Clinton offers stern advice in South Sudan, a country U.S. helped create
By Anne Gearan
JUBA, South Sudan — Frustrated by a year of setbacks, violence and a looming refugee crisis in a country whose birth it midwifed last summer, the Obama administration sent its top diplomat to dispense some stern advice Friday.
Make lasting peace and an oil deal with Sudan, Secretary of State Hillary Rodham Clinton told South Sudan’s president, Salva Kiir, one day after a United Nations deadline for the countries to make progress toward resolving their bitter differences. Sanctions on both are possible if fighting continues.
“A percentage of something is better than a percentage of nothing,” Clinton said, reflecting the U.S. view that South Sudan is only hurting itself by turning off an oil flow on which both countries rely.
Backed by millions of dollars in U.S. and European aid, South Sudan is the world’s newest country and by some measures its least developed. It is locked in a deadly embrace with Sudan, its detested former overlord, that U.S. officials fear is becoming a war of attrition that the northern country is far better placed to win.
Disputes over oil and territory threaten to destroy a landmark 2005 peace deal that ended what was then Africa’s longest-running civil war. Sudan’s predominantly Christian and animist south seceded from the largely Arab north in July last year, but the arrangement left borders porous and details about oil production messy.
The two Sudans came to the brink of war in April. The fighting has contributed to the displacement of more than 200,000 people — one of the worst refugee crises in the world.
Clinton announced an additional $15 million for U.N. aid to the refugees, bringing the U.S. contribution to more than $50 million.

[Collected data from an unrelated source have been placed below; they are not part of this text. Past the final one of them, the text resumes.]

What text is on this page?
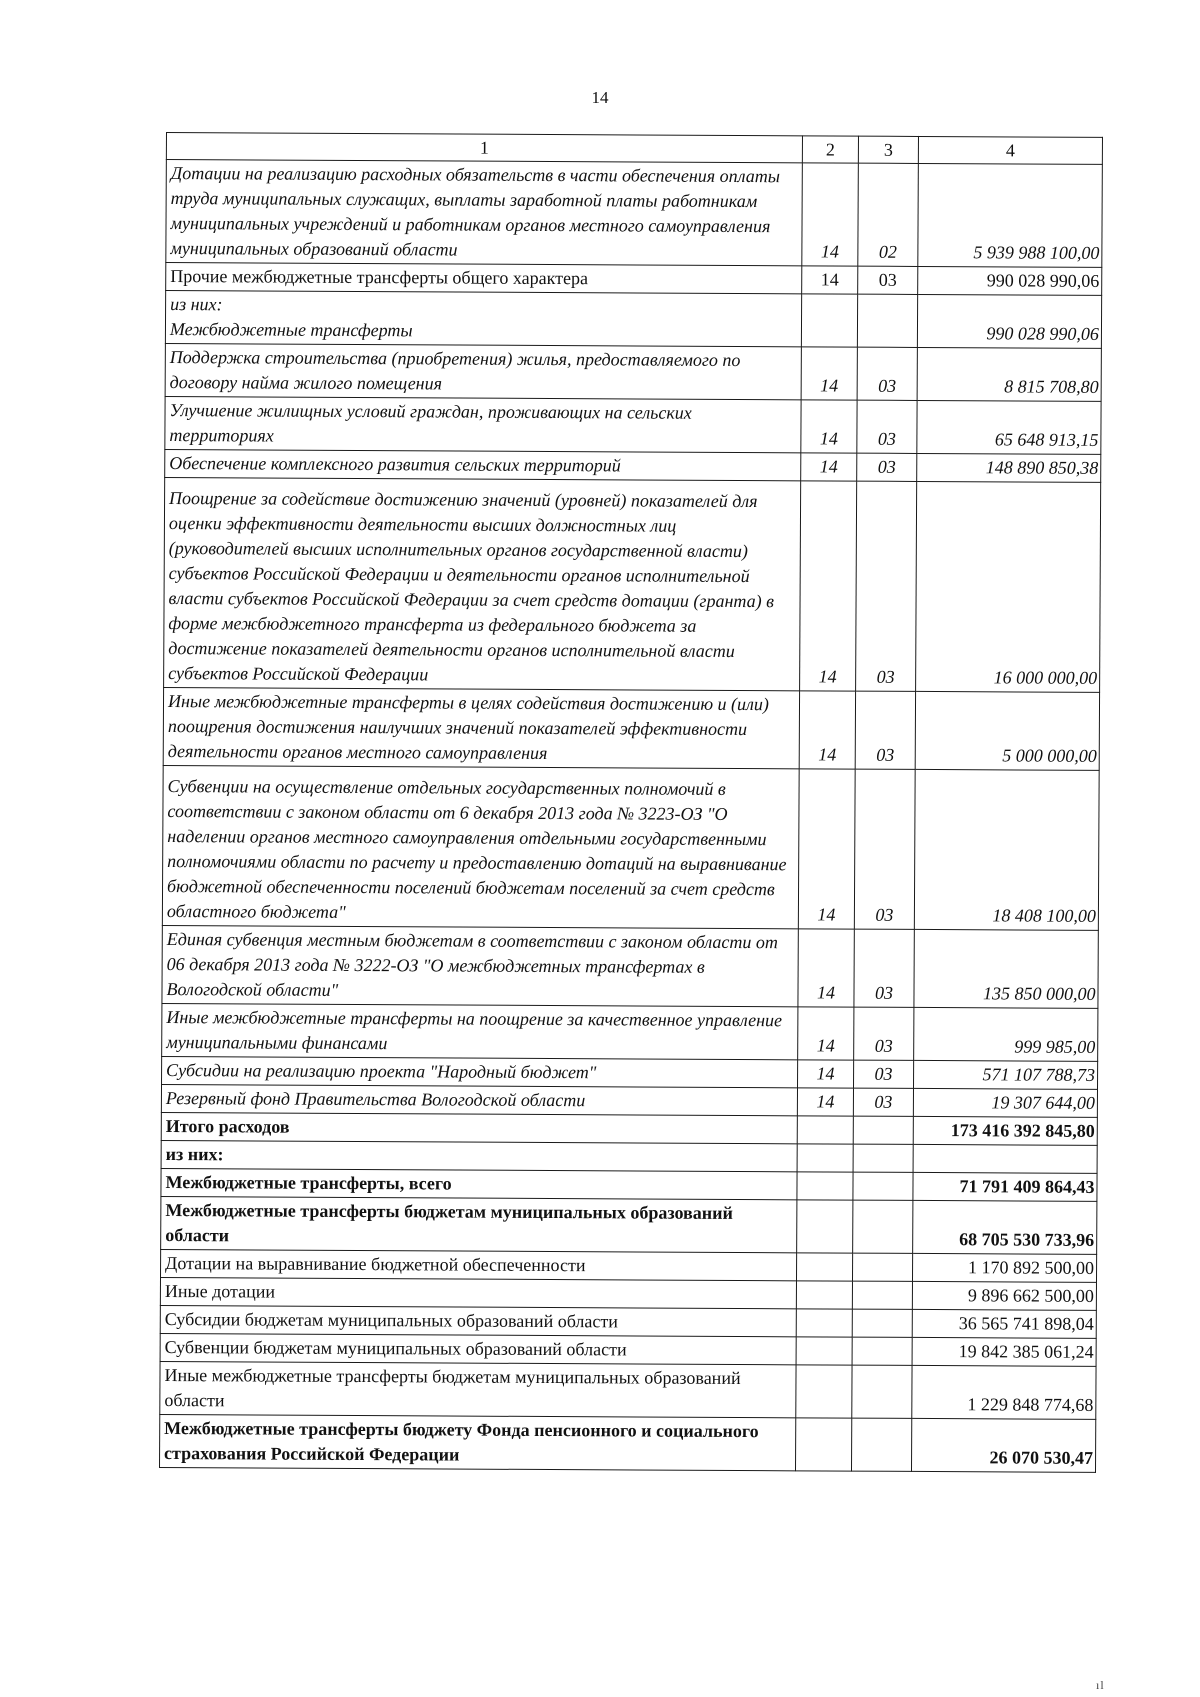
14
1	2	3	4
Дотации на реализацию расходных обязательств в части обеспечения оплаты труда муниципальных служащих, выплаты заработной платы работникам муниципальных учреждений и работникам органов местного самоуправления муниципальных образований области	14	02	5 939 988 100,00
Прочие межбюджетные трансферты общего характера	14	03	990 028 990,06
из них:
Межбюджетные трансферты			990 028 990,06
Поддержка строительства (приобретения) жилья, предоставляемого по договору найма жилого помещения	14	03	8 815 708,80
Улучшение жилищных условий граждан, проживающих на сельских территориях	14	03	65 648 913,15
Обеспечение комплексного развития сельских территорий	14	03	148 890 850,38
Поощрение за содействие достижению значений (уровней) показателей для оценки эффективности деятельности высших должностных лиц (руководителей высших исполнительных органов государственной власти) субъектов Российской Федерации и деятельности органов исполнительной власти субъектов Российской Федерации за счет средств дотации (гранта) в форме межбюджетного трансферта из федерального бюджета за достижение показателей деятельности органов исполнительной власти субъектов Российской Федерации	14	03	16 000 000,00
Иные межбюджетные трансферты в целях содействия достижению и (или) поощрения достижения наилучших значений показателей эффективности деятельности органов местного самоуправления	14	03	5 000 000,00
Субвенции на осуществление отдельных государственных полномочий в соответствии с законом области от 6 декабря 2013 года № 3223-ОЗ "О наделении органов местного самоуправления отдельными государственными полномочиями области по расчету и предоставлению дотаций на выравнивание бюджетной обеспеченности поселений бюджетам поселений за счет средств областного бюджета"	14	03	18 408 100,00
Единая субвенция местным бюджетам в соответствии с законом области от 06 декабря 2013 года № 3222-ОЗ "О межбюджетных трансфертах в Вологодской области"	14	03	135 850 000,00
Иные межбюджетные трансферты на поощрение за качественное управление муниципальными финансами	14	03	999 985,00
Субсидии на реализацию проекта "Народный бюджет"	14	03	571 107 788,73
Резервный фонд Правительства Вологодской области	14	03	19 307 644,00
Итого расходов			173 416 392 845,80
из них:			
Межбюджетные трансферты, всего			71 791 409 864,43
Межбюджетные трансферты бюджетам муниципальных образований области			68 705 530 733,96
Дотации на выравнивание бюджетной обеспеченности			1 170 892 500,00
Иные дотации			9 896 662 500,00
Субсидии бюджетам муниципальных образований области			36 565 741 898,04
Субвенции бюджетам муниципальных образований области			19 842 385 061,24
Иные межбюджетные трансферты бюджетам муниципальных образований области			1 229 848 774,68
Межбюджетные трансферты бюджету Фонда пенсионного и социального страхования Российской Федерации			26 070 530,47
ıl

The African Union has been trying to mediate between the two sides but it is unclear whether a deal is near. Sudan has insisted on an agreement covering border security ahead of discussion of oil production and revenue sharing.
Clinton urged an interim deal to get oil flowing now and ease mounting economic problems and unrest in both countries. South Sudan shut off the oil pipelines in January in a dispute over payment. Most of the former united Sudan’s oil was produced in the land-locked south but shipped out from the north.
South Sudanese Foreign Minister Nhial Deng Nhial said in talks in Ethiopia this week that the South had made a “generous offer” of a higher oil transit fee and a $3.2 billion package to compensate for the loss of oil produced in the South.
“You have made your point,” Clinton said during a press conference Friday with Nhial. “You have brought Sudan to the negotiating table.”
Nhial said he hoped that the rest of the world, “with the U.S. leadership, can persuade the Republic of Sudan to accept that.”
Clinton’s brief sojourn in Juba, Sudan’s rattletrap capital, was low-key. The main road from the airport was lined with low-rise shops and billboards, a few half-finished buildings and some Chinese shipping containers. A few people waved or stared as she passed. But the visit was the diplomatic heart of a 10-day African trip that crisscrosses the continent and spans U.S. interests there, from traditional aid and development to economic competition with China to counterterrorism.
In Uganda later Friday, Clinton praised the heavily Ugandan military missions fighting the al-Shabab militants in Somalia and hunting militia chieftain Joseph Kony.
The help from Uganda’s well-trained army is key to several U.S. security goals in Africa but entails a cozy relationship with Ugandan President Yoweri Museveni, one of Africa’s veteran strongmen.
Clinton is the highest-ranking U.S. official to travel to South Sudan since its creation as what Washington hoped would be a new friend to the United States and a model for the constructive deployment of U.S. aid.
South Sudan also represented a repudiation of Sudan’s government, largely shunned by the United States after years of terrorism-related sanctions and the war crimes indictment of President Omar Hassan al-Bashir.
The project has not gone as planned.
South Sudan is running out of money and testing the patience of international backers by using oil as an economic weapon, although some U.S. officials acknowledge that expectations for the country’s first year were probably set too high.
A senior U.S. diplomat in the region who spoke on the condition of anonymity to discuss the sensitive relationship said U.S. annoyance over Kiir’s perceived mistakes has faded, but so have some American hopes for South Sudan’s role as a security stake.
Kiir’s stiff posture and carefully chosen words upon meeting Clinton suggested he knew that his American patrons were unhappy.
The cowboy-hatted Kiir is a former rebel commander and South Sudan’s accidental president after the death of the charismatic resistance leader John Garang.
Kiir particularly angered U.S. officials over the last year when he repeatedly denied that his government is still supporting rebels marooned in Sudan when South Sudan seceded last year.
Sudan claims such interference, and U.S. officials say privately that it continues despite the South’s disarmament pledges during years of U.S.-sponsored preparation for independence.
“The oil shutdown and the refugee crisis both point to an inescapable fact,” Clinton said Friday. “While South Sudan and Sudan have become separate states, their fortunes and their futures remain inextricably linked.”